One must have a mind of winter
To regard the frost and the boughs
Of the pine-trees crusted with snow;

And have been cold a long time
To behold the junipers shagged with ice,
The spruces rough in the distant glitter

Of the January sun; and not to think
Of any misery in the sound of the wind,
In the sound of a few leaves,

Which is the sound of the land
Full of the same wind
That is blowing in the same bare place

For the listener, who listens in the snow,
And, nothing himself, beholds
Nothing that is not there and the nothing that is.

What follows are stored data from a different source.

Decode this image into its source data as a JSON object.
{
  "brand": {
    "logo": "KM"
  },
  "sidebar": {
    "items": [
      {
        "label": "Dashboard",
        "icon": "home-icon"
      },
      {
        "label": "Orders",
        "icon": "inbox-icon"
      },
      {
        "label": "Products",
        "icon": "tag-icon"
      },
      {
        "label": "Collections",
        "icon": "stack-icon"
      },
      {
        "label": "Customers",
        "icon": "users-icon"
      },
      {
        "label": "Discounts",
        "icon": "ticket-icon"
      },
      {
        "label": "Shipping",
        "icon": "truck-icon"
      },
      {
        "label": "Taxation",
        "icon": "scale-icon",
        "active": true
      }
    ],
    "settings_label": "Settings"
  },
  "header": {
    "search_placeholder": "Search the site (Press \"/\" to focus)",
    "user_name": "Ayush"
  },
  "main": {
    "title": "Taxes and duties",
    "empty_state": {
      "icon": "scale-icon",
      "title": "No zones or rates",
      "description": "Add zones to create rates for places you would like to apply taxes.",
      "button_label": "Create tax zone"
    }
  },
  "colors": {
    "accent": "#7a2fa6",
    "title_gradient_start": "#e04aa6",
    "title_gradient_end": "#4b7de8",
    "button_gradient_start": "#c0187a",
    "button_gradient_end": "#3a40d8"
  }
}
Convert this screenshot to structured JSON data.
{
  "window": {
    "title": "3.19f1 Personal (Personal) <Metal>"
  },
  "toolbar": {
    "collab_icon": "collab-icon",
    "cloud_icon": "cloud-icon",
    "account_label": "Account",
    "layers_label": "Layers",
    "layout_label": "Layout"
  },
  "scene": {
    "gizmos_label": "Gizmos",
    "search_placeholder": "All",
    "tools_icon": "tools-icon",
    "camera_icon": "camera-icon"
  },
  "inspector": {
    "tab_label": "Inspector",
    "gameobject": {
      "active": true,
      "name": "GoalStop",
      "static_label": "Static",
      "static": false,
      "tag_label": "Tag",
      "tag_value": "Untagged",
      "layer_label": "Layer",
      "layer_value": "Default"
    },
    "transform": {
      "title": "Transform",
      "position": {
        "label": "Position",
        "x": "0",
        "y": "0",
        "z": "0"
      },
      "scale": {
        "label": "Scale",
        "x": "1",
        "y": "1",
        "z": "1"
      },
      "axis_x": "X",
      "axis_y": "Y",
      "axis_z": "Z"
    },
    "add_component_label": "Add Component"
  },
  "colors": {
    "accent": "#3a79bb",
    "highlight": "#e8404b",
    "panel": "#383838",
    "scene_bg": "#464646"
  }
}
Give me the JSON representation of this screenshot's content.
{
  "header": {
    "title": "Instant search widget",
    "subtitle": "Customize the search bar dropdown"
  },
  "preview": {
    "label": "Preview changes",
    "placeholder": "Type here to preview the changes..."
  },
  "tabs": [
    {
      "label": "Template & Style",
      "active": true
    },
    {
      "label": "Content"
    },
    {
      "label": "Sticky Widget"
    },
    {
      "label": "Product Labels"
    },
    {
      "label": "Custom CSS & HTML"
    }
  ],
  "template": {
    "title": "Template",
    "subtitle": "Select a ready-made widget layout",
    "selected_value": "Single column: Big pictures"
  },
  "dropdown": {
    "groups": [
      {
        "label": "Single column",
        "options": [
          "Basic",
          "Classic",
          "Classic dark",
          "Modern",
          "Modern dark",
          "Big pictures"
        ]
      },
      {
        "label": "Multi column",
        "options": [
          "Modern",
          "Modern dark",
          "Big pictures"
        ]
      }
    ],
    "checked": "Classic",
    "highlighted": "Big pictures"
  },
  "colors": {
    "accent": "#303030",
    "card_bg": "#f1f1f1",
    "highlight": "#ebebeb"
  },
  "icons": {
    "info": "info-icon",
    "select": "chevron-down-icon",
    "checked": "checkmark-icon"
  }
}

https://www.poetryfoundation.org/poems/45235/the-snow-man-56d224a6d4e90


The Neighborhood Watch

We must put on a mind of spring
to behold the damp bark and the still
arms of tulip-trees iced with cold rain;

and have been waiting through raw April days
anticipating maples stippled with bloody buds,
cedars greening in soggy-bottomed yards

under weak sun; and not imagine any
bitter snicker in the rush of freezing breeze,
the rattle of gutters and rotten leaves,

which is the muted scream of lowering clouds
still pregnant with winter's dry heaves,
retching up the last hailstone coughs over

the battered neighborhood -- which waits inside 
its thawing houses, and, nodding, imagines
everything underground, everything about to

explode --

Suggested soundtrack: Freezing rain on parked cars.